Und wie entstehen die ersten Ideen? Wenn Dani Levy zum Beispiel kurz die Geschichte umreißt, formen sich da schon musikalische Themen? Oder muss man die einzelnen Charaktere erst genauer kennen?
Für mich ist Filmmusik eigentlich immer die Geschichte. Mein Ziel ist, dass die Filmmusik in ihrem Kern die Essenz der Geschichte darstellt. Die Musik erzählt, was man durch Schauspiel, Bild oder Schnitt nicht erzählen kann. Sie ist wie das Blut oder der Herzschlag der Geschichte. Daher reicht schon ein Drehbuch. Damit man sich entscheiden kann: Was für einen Motor braucht die Geschichte? Braucht sie einen Puls, braucht sie etwas Ausgebreitetes, Episches, braucht sie was Hibbeliges? Von dort aus setzt man dann die weiteren Elemente dazu.

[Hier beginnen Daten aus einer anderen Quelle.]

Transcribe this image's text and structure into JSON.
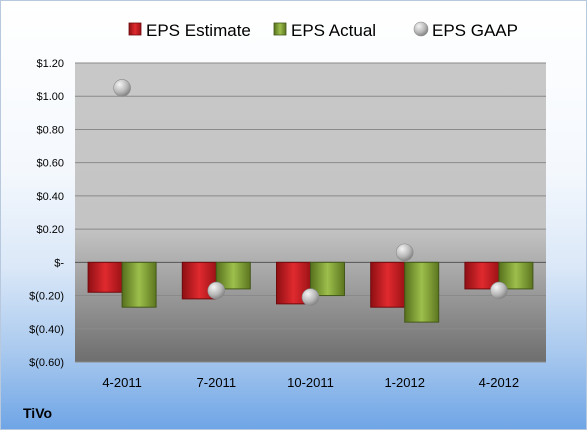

Sie scheinen musikalisch sozusagen ein Weltreisender zu sein, der musikalische Einflüsse von überall her gern aufnimmt und sie in ganz verschiedenen Situationen, ganz verschiedenen Filmen verarbeitet. Wie gehen Sie da vor?
Ich finde, jeder Film, jeder Regisseur ist eine eigene musikalische Welt. Ich frage die Regisseure auch immer, was sie für Musik mögen, weil ich glaube, dass von jedem Regisseur ja auch ein bisschen Persönliches im Film steckt. Und man muss immer ausloten: Was ist für einen Dani Levy dissonant, und was ist z. B. für einen Andreas Kleinert dissonant? Also Andreas Kleinert, der vielleicht ganz andere Musik hört und vielleicht ein bisschen auch modernere Klassik, und Dani Levy, der auf emotionale Musik steht und eher hörbare Musik – da muss man sich eigentlich erst mal beim Musikgeschmack von den Regisseuren ein bisschen umhorchen. Die meisten haben auch Lieblingsbands, die ich hör mir dann auch an. Und dadurch lerne ich schon viele neue Sachen kennen. Und wenn es dann natürlich noch um Filme wie NIRGENDWO IN AFRIKA geht, bei denen ich gezwungen bin, mich mit afrikanischer Musik auseinanderzusetzen, ist das natürlich um so besser.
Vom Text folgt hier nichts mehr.